Potential limitations of MIGS include the cost of the device and the difficulty in providing direct comparisons between different MIGS. Future research design directions in this area include a standardised follow-up of at least 12 months, wash-out at baseline, diurnal IOP measurements and a defined effectivity end point of at least 20% reduction of IOP.
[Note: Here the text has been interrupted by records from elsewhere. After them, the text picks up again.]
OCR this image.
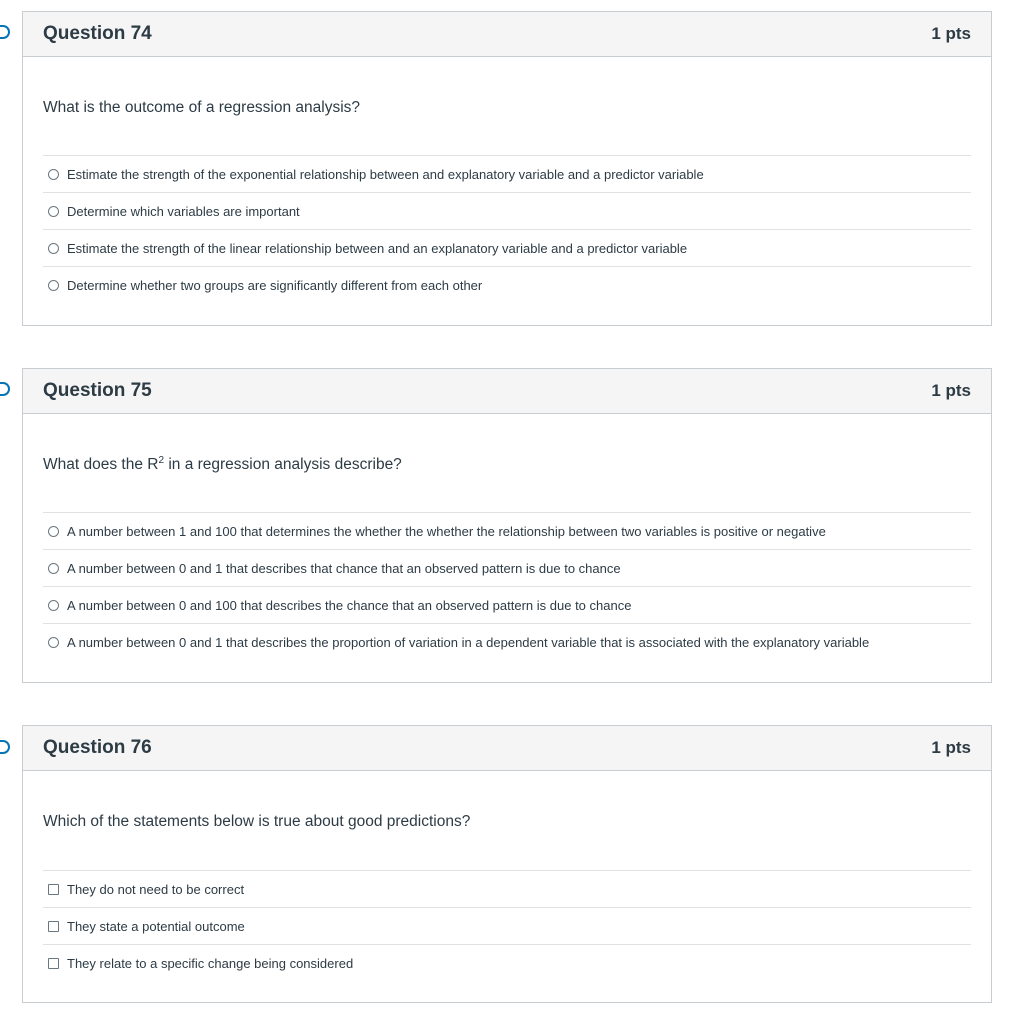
Question 74	1 pts
What is the outcome of a regression analysis?
Estimate the strength of the exponential relationship between and explanatory variable and a predictor variable
Determine which variables are important
Estimate the strength of the linear relationship between and an explanatory variable and a predictor variable
Determine whether two groups are significantly different from each other
Question 75	1 pts
What does the $R^2$ in a regression analysis describe?
A number between 1 and 100 that determines the whether the whether the relationship between two variables is positive or negative
A number between 0 and 1 that describes that chance that an observed pattern is due to chance
A number between 0 and 100 that describes the chance that an observed pattern is due to chance
A number between 0 and 1 that describes the proportion of variation in a dependent variable that is associated with the explanatory variable
Question 76	1 pts
Which of the statements below is true about good predictions?
They do not need to be correct
They state a potential outcome
They relate to a specific change being considered
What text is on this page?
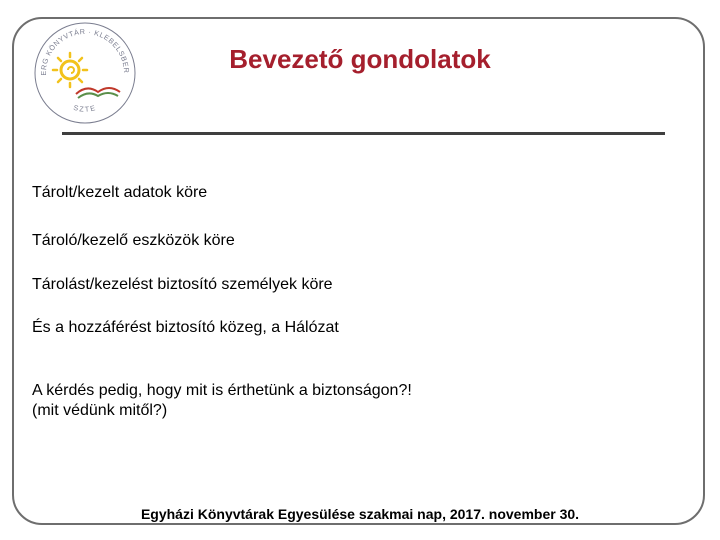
ERG KÖNYVTÁR · KLEBELSBER
SZTE
Bevezető gondolatok

Tárolt/kezelt adatok köre

Tároló/kezelő eszközök köre

Tárolást/kezelést biztosító személyek köre

És a hozzáférést biztosító közeg, a Hálózat

A kérdés pedig, hogy mit is érthetünk a biztonságon?!
(mit védünk mitől?)

Egyházi Könyvtárak Egyesülése szakmai nap, 2017. november 30.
My take on this area is to personalise the glaucoma treatment to the specific patient, establishing the severity and rate of progression of glaucoma. Trabecular meshwork bypass surgery may not achieve very low IOP compared to Xen and trabeculectomy, and should be considered in mild/moderate glaucoma, especially in conjunction with cataract surgery whilst Xen should be considered in more stable, advanced glaucoma where there are concerns regarding medication adherence/tolerability or patients who require faster visual recovery.

Fig 4. Comparisons of pressure lowering effect and reduction in the number of medications following 1) combined phacoemulsification and iStent 2) combined phacoemulsification and Hydrus 3) XEN alone (modified from Manasses et al.)


Dr Divya Perumal is a former optometrist and a New Zealand-trained ophthalmologist. She has advanced training in complex glaucoma and cataract surgery, and practises at Auckland District Health Board and Eye Institute.


  1. Fea AM et al. Prospective unmasked randomized evaluation of the iStent inject versus two ocular hypotensive agents in patients with primary open-angle glaucoma. Clin Ophthalmol. 2014 May 7;8:875-82.
  2. Klamann MK et al. iStent inject in phakic open angle glaucoma. Graefes Arch Clin Exp Ophthalmol. 2015 Jun;253(6):941-7.
  3. Manasses DT, Au L. The New Era of Glaucoma Micro-stent Surgery. Ophthalmol Ther. 2016 Dec;5(2):135-146.
  4. Pfeiffer N et al. A Randomized Trial of a Schlemm's Canal Microstent with Phacoemulsification for Reducing Intraocular Pressure in Open-Angle Glaucoma. Ophthalmology. 2015 Jul;122(7):1283-93.
  5. Schlenker MB et al. Efficacy, Safety, and Risk Factors for Failure of Standalone Ab Interno Gelatin Microstent Implantation versus Standalone Trabeculectomy.  Ophthalmology. 2017 Nov;124(11):1579-1588.
  6. Voskanyan L et al. Synergy Study Group. Prospective, unmasked evaluation of the iStent inject system for open-angle glaucoma: synergy trial. Adv Ther. 2014 Feb;31(2):189-201.